Not long after climbing Lobuche East, Kili took Lakpa to 20,305-foot Island Peak, another “trekking mountain,” on which Lakpa had no difficulty and proved to be a valuable member of the expedition, namely by making the clients laugh. His infectious, broad grin never left his face the entire trip. He would often crack jokes and was caught singing happily to himself regularly—he still does. “It’s what I do when I’m happy,” he says.

Kili continued to hire Lakpa as an assistant on the lower peaks of the Himalaya, which in turn gave Lakpa a source of income outside of the family farm. “I climb for work, not for fun,” Lakpa is quick to point out to Westerners who ask him if he enjoys mountaineering. “Climbing is not fun,” he says plainly. As if it were obvious. “Climbing is hard
work.” This is always followed by a deep, booming, open-mouth laugh. “I do not climb for fun. Climbing is my job.”

In 1998 Kili started his own mountaineering outfitter in Kathmandu called High Altitude Dreams (HAD). He sent Lakpa with a group—again as an assistant—to climb his first “technical” mountain—22,349-foot Ama Dablam, a sharp, fearsome-looking, ice-covered mountain near Mount Everest in eastern Nepal. The next year, Lakpa was sent by HAD to his first training course with the Nepal Mountaineering Association, so he could officially become certified to work at altitude in Nepal. It was a one-month course. In 2000 Lakpa was sent to another month-long tutorial to receive his “advanced” certificate. From these courses he learned, mainly, “how much I didn’t actually know about mountaineering,” he says. And it was at this time that he had his first opportunity to work on Everest, which he promptly declined.

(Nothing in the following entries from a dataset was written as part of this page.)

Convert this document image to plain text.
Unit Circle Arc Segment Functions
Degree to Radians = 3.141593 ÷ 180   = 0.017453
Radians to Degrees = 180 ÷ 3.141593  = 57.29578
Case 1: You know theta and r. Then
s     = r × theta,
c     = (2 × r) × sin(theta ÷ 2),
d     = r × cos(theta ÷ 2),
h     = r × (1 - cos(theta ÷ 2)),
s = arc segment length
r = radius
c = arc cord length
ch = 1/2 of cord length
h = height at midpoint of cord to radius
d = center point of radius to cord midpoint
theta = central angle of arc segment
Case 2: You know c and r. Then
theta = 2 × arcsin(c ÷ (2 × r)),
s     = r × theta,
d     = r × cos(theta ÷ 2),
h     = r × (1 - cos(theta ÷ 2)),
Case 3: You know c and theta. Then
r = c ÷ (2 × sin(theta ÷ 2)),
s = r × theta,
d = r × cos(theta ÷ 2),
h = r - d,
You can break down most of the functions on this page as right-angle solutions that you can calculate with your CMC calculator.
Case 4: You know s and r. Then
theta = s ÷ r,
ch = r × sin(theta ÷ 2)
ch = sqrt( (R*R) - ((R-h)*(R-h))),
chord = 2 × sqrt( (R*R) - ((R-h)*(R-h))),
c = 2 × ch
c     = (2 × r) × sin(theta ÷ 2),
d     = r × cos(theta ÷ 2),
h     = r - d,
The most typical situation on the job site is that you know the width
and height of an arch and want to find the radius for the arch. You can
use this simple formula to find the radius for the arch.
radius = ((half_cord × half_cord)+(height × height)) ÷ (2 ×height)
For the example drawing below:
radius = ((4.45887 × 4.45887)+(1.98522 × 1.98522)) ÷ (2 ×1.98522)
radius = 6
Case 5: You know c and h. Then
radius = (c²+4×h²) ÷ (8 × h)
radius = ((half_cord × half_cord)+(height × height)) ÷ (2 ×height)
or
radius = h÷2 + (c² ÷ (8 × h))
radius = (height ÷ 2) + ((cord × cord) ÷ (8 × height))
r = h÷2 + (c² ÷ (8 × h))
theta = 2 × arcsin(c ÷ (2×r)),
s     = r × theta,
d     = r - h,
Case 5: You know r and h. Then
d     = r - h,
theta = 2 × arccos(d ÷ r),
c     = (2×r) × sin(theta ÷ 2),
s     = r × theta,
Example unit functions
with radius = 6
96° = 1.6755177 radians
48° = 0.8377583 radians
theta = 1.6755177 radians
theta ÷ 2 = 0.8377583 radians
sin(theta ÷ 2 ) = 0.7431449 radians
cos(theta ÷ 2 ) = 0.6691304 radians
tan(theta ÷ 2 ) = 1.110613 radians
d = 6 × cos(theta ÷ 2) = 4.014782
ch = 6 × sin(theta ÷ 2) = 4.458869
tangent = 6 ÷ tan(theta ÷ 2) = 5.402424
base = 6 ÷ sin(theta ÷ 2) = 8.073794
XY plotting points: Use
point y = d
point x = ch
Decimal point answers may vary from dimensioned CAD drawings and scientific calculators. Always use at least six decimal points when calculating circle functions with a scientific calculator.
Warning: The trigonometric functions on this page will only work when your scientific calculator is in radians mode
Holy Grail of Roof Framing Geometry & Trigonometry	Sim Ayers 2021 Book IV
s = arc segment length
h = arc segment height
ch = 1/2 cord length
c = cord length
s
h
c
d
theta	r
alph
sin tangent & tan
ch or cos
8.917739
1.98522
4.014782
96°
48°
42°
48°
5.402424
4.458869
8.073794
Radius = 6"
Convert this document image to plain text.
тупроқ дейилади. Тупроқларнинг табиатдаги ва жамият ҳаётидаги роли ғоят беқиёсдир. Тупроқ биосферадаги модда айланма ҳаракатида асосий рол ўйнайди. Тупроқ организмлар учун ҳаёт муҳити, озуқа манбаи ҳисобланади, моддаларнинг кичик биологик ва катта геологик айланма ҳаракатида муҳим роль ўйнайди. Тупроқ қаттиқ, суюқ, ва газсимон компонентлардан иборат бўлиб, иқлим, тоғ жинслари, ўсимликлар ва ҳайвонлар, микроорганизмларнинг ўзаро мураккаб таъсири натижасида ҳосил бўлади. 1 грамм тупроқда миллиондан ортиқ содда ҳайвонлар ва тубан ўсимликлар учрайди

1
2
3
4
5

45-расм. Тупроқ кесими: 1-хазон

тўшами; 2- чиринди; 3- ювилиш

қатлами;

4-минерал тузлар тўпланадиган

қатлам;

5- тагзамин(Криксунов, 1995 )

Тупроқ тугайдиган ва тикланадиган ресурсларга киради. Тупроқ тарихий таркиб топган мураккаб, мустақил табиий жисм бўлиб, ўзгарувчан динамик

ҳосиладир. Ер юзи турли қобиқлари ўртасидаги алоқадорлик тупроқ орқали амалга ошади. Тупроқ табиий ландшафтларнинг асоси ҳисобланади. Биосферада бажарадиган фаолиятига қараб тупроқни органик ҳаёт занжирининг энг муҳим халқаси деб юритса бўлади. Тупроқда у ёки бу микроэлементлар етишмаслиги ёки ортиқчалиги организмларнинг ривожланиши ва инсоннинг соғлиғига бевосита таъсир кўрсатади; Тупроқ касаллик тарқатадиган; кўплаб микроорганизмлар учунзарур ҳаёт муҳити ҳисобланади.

Kili had offered him a job working as a high-altitude porter for an upcoming Everest expedition—the highest-elevation and highest-paying sherpa gig in the world. Lakpa could earn more than a year’s wages in just two months, if he said yes. It was a lucky break in many respects, because he didn’t have the level of experience typically required to work on Everest—and Lakpa, after his various safety trainings, knew this. He determined it would be too dangerous, for him and the client, so he politely turned his cousin Kili down.

Lakpa spent three more years working as an assistant on trips up shorter peaks in the Himalaya before finally agreeing to climb on Everest, contracted through High Altitude Dreams to work with the American 2003 Everest Treks 50th Anniversary Expedition Team; it was led by a thirty-nine-year-old American real estate investor from Auburn, Massachusetts, named Paul Giorgio. The trip went well, and Lakpa found himself standing on the roof of the world for the first time on Monday, May 26, 2003, at 5:57 a.m. Giorgio, an avid Boston Red Sox fan, left a black-and-white picture of New York Yankees legend Babe Ruth, “to beat the curse of the Bambino,” he says (it
seemed to work).
*
Lakpa would eventually return to this spot three more times.